Ely Sakhai

From Academic Kids

Ely Sakhai (born 1952) is a US art dealer and suspected purveyor of forged art.

Ely Sakhai emigrated from Iran to USA 1965. He become a minor art dealer who owned The Art Collection, Inc. and Exclusive Art art galleries in lower Manhattan, New York City. Among other things, he sponsored the Ely Sakhai Torah Center.

In the 1980s Sakhai begun to visit auction houses regularly and purchased Impressionist and Post-Impressionist works. Paintings included works of Marc Chagall (La Nappe Nauve, Le Roi David Dans le Paysage Vert, Les Maries au Bouquet de Fleurs), Paul Gauguin, Marie Laurencin (Jeune Fille la Mandoline), Monet (Le Mont Kolsas), Auguste Renoir (Jeune Femme S'Essuyant) and Pau Klee.

According to the FBI, behind the scenes, Sakhai was making forgeries. He bought only lesser-known works worth of no more than a few hundred thousand dollars. He had the painting copied, possibly in China, took the genuine certificate of authenticity and sold the copy. Months or years later he would sell also the original, which would be accepted without the certificate. He usually sold the forgeries to Asian collectors and real ones to New York and London galleries. Japanese collectors trusted the certificate and would not commission a European expert to authenticate a mediocre painting.

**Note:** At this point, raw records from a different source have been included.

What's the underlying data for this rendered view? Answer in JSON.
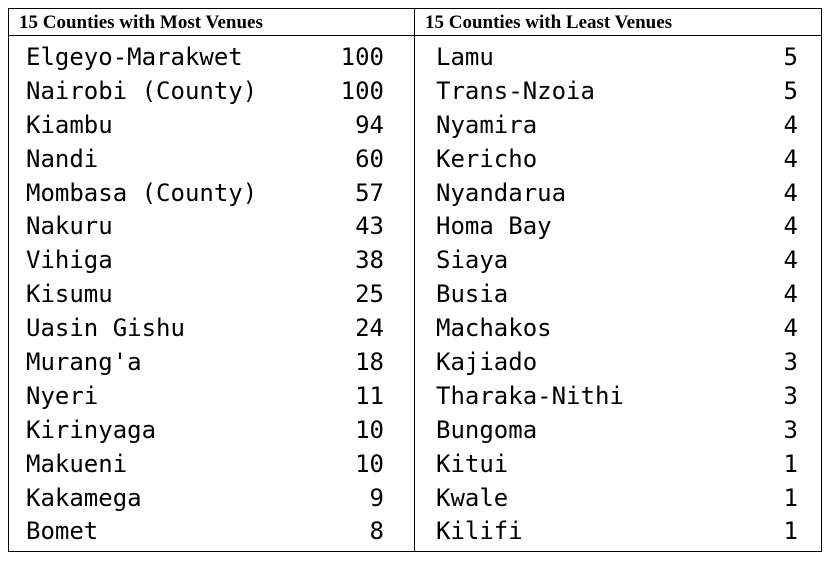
{
  "most": {
    "title": "15 Counties with Most Venues",
    "rows": [
      {
        "county": "Elgeyo-Marakwet",
        "venues": "100"
      },
      {
        "county": "Nairobi (County)",
        "venues": "100"
      },
      {
        "county": "Kiambu",
        "venues": "94"
      },
      {
        "county": "Nandi",
        "venues": "60"
      },
      {
        "county": "Mombasa (County)",
        "venues": "57"
      },
      {
        "county": "Nakuru",
        "venues": "43"
      },
      {
        "county": "Vihiga",
        "venues": "38"
      },
      {
        "county": "Kisumu",
        "venues": "25"
      },
      {
        "county": "Uasin Gishu",
        "venues": "24"
      },
      {
        "county": "Murang'a",
        "venues": "18"
      },
      {
        "county": "Nyeri",
        "venues": "11"
      },
      {
        "county": "Kirinyaga",
        "venues": "10"
      },
      {
        "county": "Makueni",
        "venues": "10"
      },
      {
        "county": "Kakamega",
        "venues": "9"
      },
      {
        "county": "Bomet",
        "venues": "8"
      }
    ]
  },
  "least": {
    "title": "15 Counties with Least Venues",
    "rows": [
      {
        "county": "Lamu",
        "venues": "5"
      },
      {
        "county": "Trans-Nzoia",
        "venues": "5"
      },
      {
        "county": "Nyamira",
        "venues": "4"
      },
      {
        "county": "Kericho",
        "venues": "4"
      },
      {
        "county": "Nyandarua",
        "venues": "4"
      },
      {
        "county": "Homa Bay",
        "venues": "4"
      },
      {
        "county": "Siaya",
        "venues": "4"
      },
      {
        "county": "Busia",
        "venues": "4"
      },
      {
        "county": "Machakos",
        "venues": "4"
      },
      {
        "county": "Kajiado",
        "venues": "3"
      },
      {
        "county": "Tharaka-Nithi",
        "venues": "3"
      },
      {
        "county": "Bungoma",
        "venues": "3"
      },
      {
        "county": "Kitui",
        "venues": "1"
      },
      {
        "county": "Kwale",
        "venues": "1"
      },
      {
        "county": "Kilifi",
        "venues": "1"
      }
    ]
  }
}
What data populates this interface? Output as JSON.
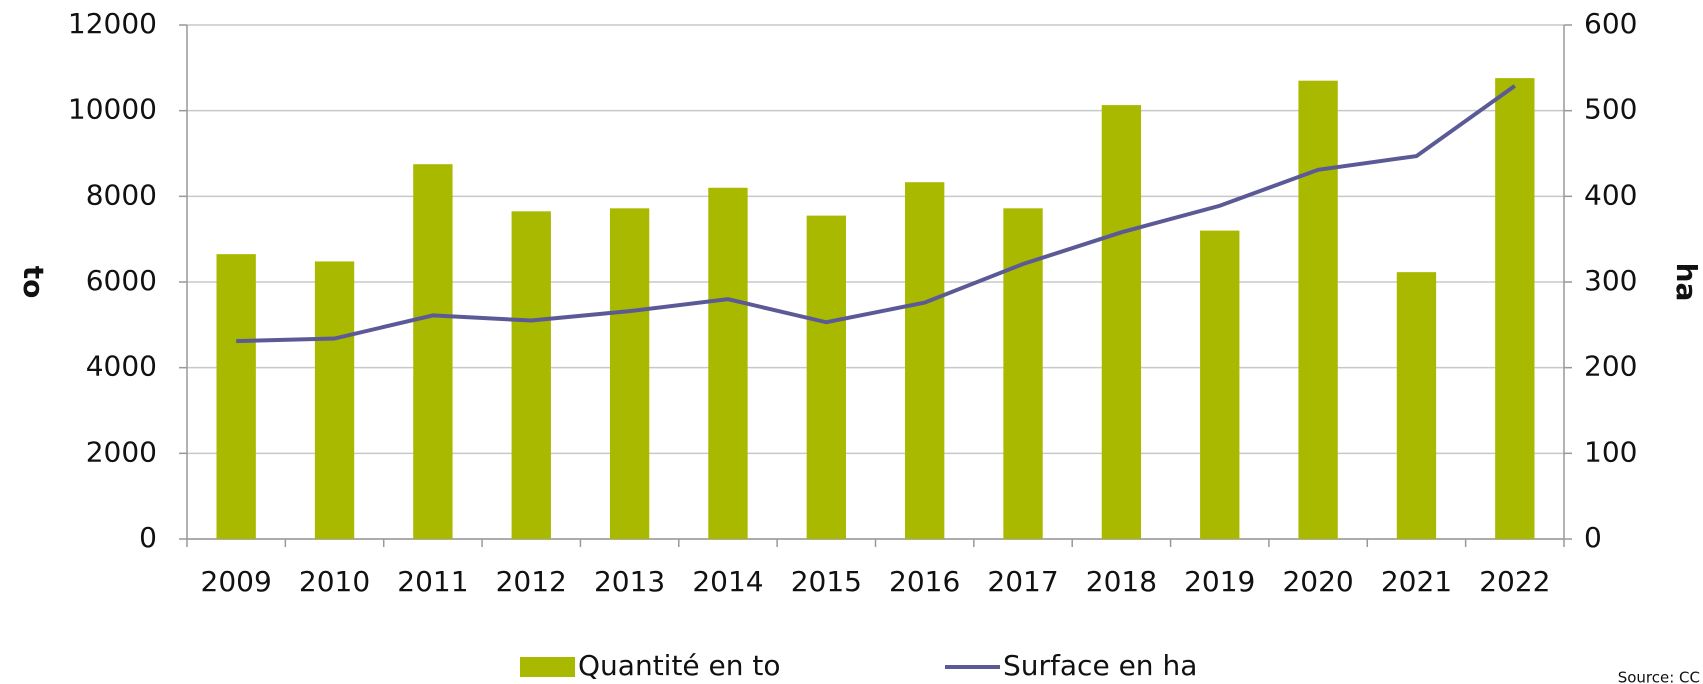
{
  "chart_data": {
    "type": "bar_line",
    "categories": [
      "2009",
      "2010",
      "2011",
      "2012",
      "2013",
      "2014",
      "2015",
      "2016",
      "2017",
      "2018",
      "2019",
      "2020",
      "2021",
      "2022"
    ],
    "series": [
      {
        "name": "Quantité en to",
        "type": "bar",
        "color": "#a9b900",
        "values": [
          6650,
          6480,
          8750,
          7650,
          7720,
          8200,
          7550,
          8330,
          7720,
          10130,
          7200,
          10700,
          6230,
          10760
        ]
      },
      {
        "name": "Surface en ha",
        "type": "line",
        "axis": "y2",
        "color": "#5b5a96",
        "values": [
          231,
          234,
          261,
          255,
          266,
          280,
          253,
          276,
          321,
          358,
          389,
          431,
          447,
          529
        ]
      }
    ],
    "ylabel": "to",
    "y2label": "ha",
    "ylim": [
      0,
      12000
    ],
    "yticks": [
      0,
      2000,
      4000,
      6000,
      8000,
      10000,
      12000
    ],
    "y2lim": [
      0,
      600
    ],
    "y2ticks": [
      0,
      100,
      200,
      300,
      400,
      500,
      600
    ],
    "grid": true,
    "legend": "bottom",
    "source": "Source: CC"
  }
}
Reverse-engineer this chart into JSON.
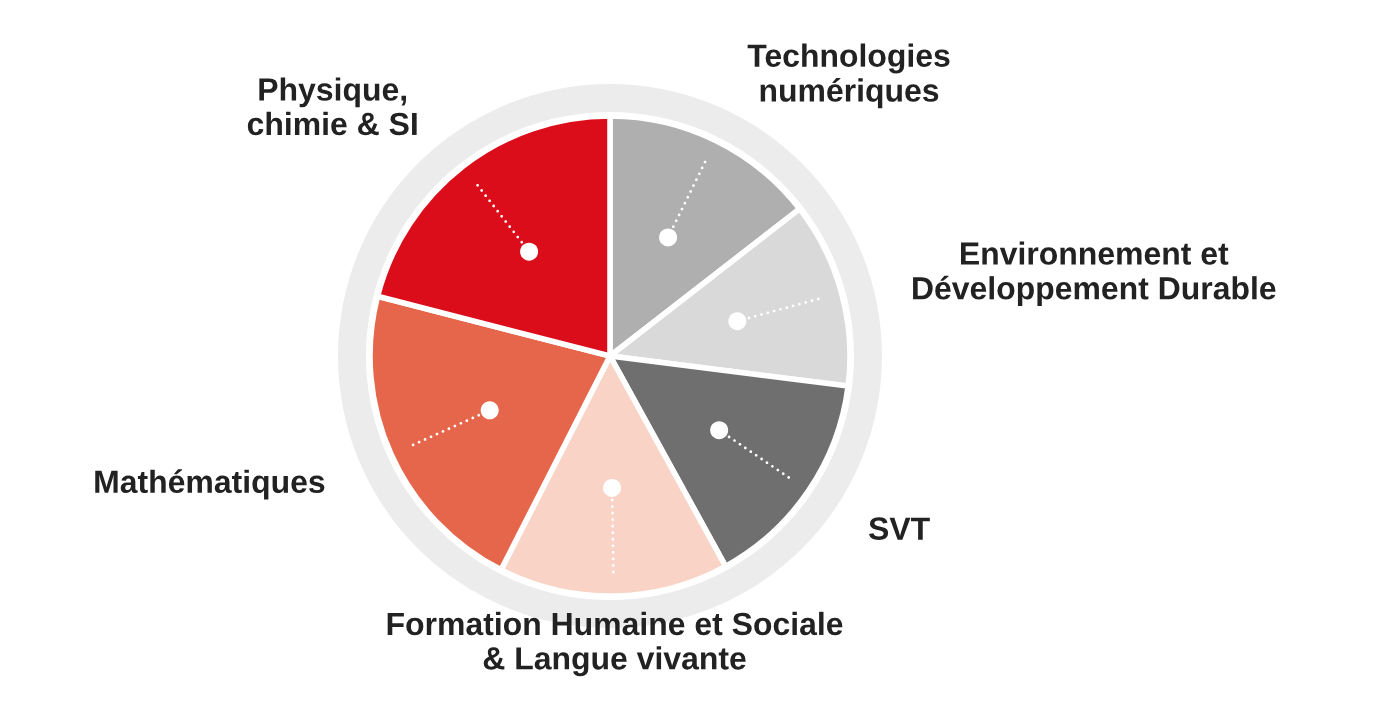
{
  "chart_data": {
    "type": "pie",
    "categories": [
      "Technologies\nnumériques",
      "Environnement et\nDéveloppement Durable",
      "SVT",
      "Formation Humaine et Sociale\n& Langue vivante",
      "Mathématiques",
      "Physique,\nchimie & SI"
    ],
    "values": [
      14.5,
      12.5,
      15,
      15.5,
      21.5,
      21
    ],
    "colors": [
      "#b0afaf",
      "#d9d9d9",
      "#706f6f",
      "#f9d4c6",
      "#e5664a",
      "#dc0d1a"
    ],
    "legend": false
  }
}
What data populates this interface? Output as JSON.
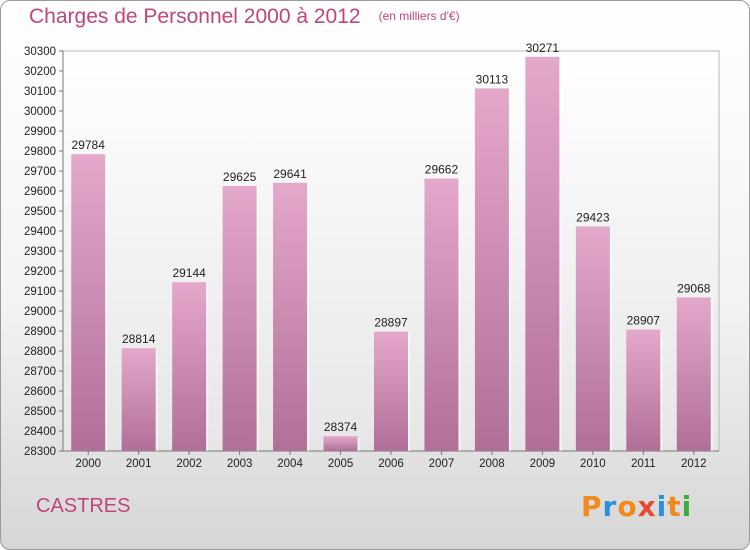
{
  "header": {
    "title": "Charges de Personnel 2000 à 2012",
    "subtitle": "(en milliers d'€)"
  },
  "footer": {
    "city": "CASTRES",
    "logo_text": "Proxiti",
    "logo_colors": [
      "#f08a1c",
      "#2f8fd8",
      "#f08a1c",
      "#e64b2e",
      "#2f8fd8",
      "#f08a1c",
      "#3cae3c"
    ]
  },
  "chart_data": {
    "type": "bar",
    "categories": [
      "2000",
      "2001",
      "2002",
      "2003",
      "2004",
      "2005",
      "2006",
      "2007",
      "2008",
      "2009",
      "2010",
      "2011",
      "2012"
    ],
    "values": [
      29784,
      28814,
      29144,
      29625,
      29641,
      28374,
      28897,
      29662,
      30113,
      30271,
      29423,
      28907,
      29068
    ],
    "ylim": [
      28300,
      30300
    ],
    "ytick_step": 100,
    "grid": false,
    "bar_color": "#d998bd"
  }
}
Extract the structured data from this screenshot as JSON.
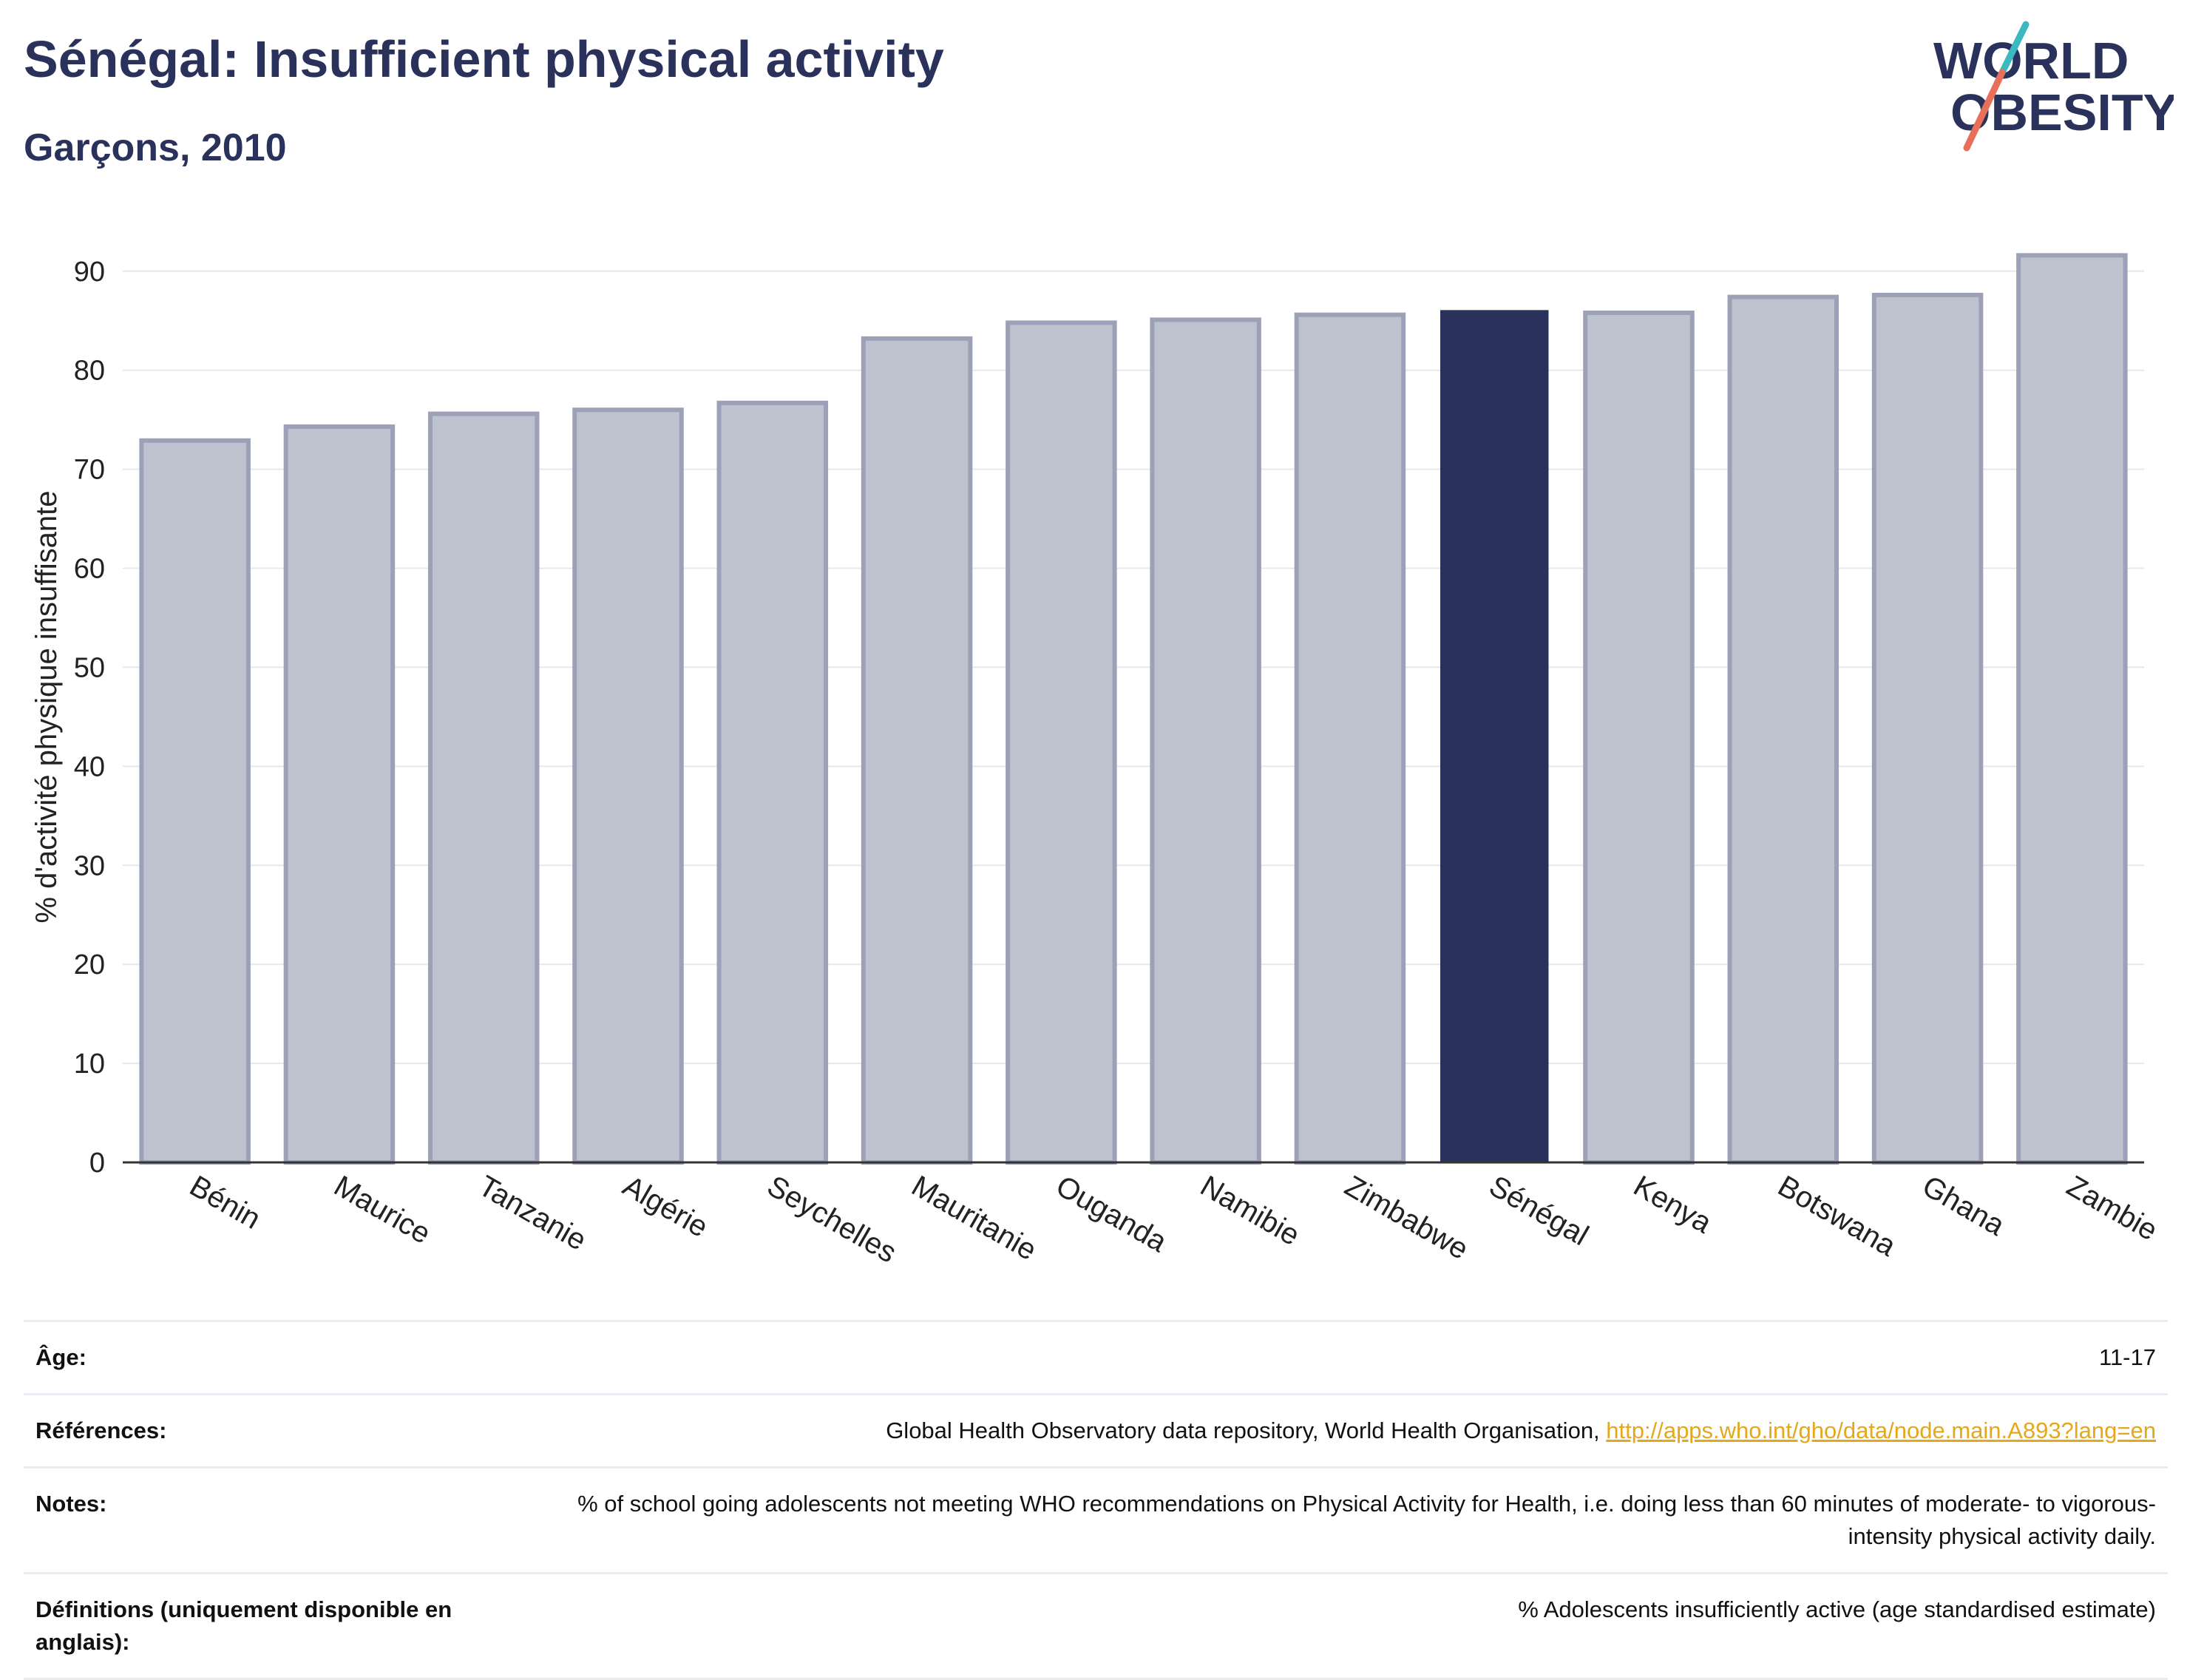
{
  "header": {
    "title": "Sénégal: Insufficient physical activity",
    "subtitle": "Garçons, 2010"
  },
  "logo": {
    "line1": "WORLD",
    "line2": "OBESITY"
  },
  "colors": {
    "highlight": "#2a325c",
    "bar_fill": "#bec2cf",
    "bar_stroke": "#9ca1b8",
    "grid": "#e6e8ee",
    "axis": "#333333",
    "link": "#e3a81b",
    "logo_teal": "#3bb8c0",
    "logo_coral": "#e8705a"
  },
  "chart_data": {
    "type": "bar",
    "title": "Sénégal: Insufficient physical activity",
    "subtitle": "Garçons, 2010",
    "xlabel": "",
    "ylabel": "% d'activité physique insuffisante",
    "ylim": [
      0,
      92
    ],
    "yticks": [
      0,
      10,
      20,
      30,
      40,
      50,
      60,
      70,
      80,
      90
    ],
    "grid": true,
    "highlight_category": "Sénégal",
    "categories": [
      "Bénin",
      "Maurice",
      "Tanzanie",
      "Algérie",
      "Seychelles",
      "Mauritanie",
      "Ouganda",
      "Namibie",
      "Zimbabwe",
      "Sénégal",
      "Kenya",
      "Botswana",
      "Ghana",
      "Zambie"
    ],
    "values": [
      72.9,
      74.3,
      75.6,
      76.0,
      76.7,
      83.2,
      84.8,
      85.1,
      85.6,
      86.0,
      85.8,
      87.4,
      87.6,
      91.6
    ]
  },
  "meta": [
    {
      "key": "Âge:",
      "value": "11-17"
    },
    {
      "key": "Références:",
      "value": "Global Health Observatory data repository, World Health Organisation, ",
      "link": "http://apps.who.int/gho/data/node.main.A893?lang=en"
    },
    {
      "key": "Notes:",
      "value": "% of school going adolescents not meeting WHO recommendations on Physical Activity for Health, i.e. doing less than 60 minutes of moderate- to vigorous-intensity physical activity daily."
    },
    {
      "key": "Définitions (uniquement disponible en anglais):",
      "value": "% Adolescents insufficiently active (age standardised estimate)"
    }
  ]
}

Sakhai would also buy relatively worthless paintings to reuse the canvas for new forgeries.

Asian art experts eventually became suspicious. Some of the European art galleries noticed that once they put some of the paintings up for auction, they noticed that someone in Japan already owned the painting. Suspicion begun to grow but Sakhai denied having anything to do with forgeries. He claimed that he often consigned paintings to other dealers which put them out of his control. Still, eventually FBI got interested and Sakhai heard about their inquiries about him.

In May 2000, both Christie's and Sotheby's realized they were both offering Paul Gauguin's Vase de Fleurs (also known as Lilas), both supposedly original. Both auction houses took the paintings to Gauguin expert Sylvie Crussard at the Wildenstein Institute in Paris. She confirmed that the Christie's painting was a forgery; Christie's had to withdraw their catalogue from the printers. They also informed the owners, Gallery Muse in Tokyo. The original painting was auctioned at Sotheby's and Ely Sakhai netted $310.000. However, FBI traced the source of the forgery to Sakhai as well.

Investigations revealed more suspicious deals. On March 9, 2000, the FBI arrested Sakhai at his gallery on Broadway and charged him with eight counts of wire and mail fraud. FBI estimate of his profits are $3.5 million. Sakhai was later released on bail.

On March 4, 2004, Sakhai was charged with eight counts of fraud. He was again released on bail. He may face 20 years in Prison.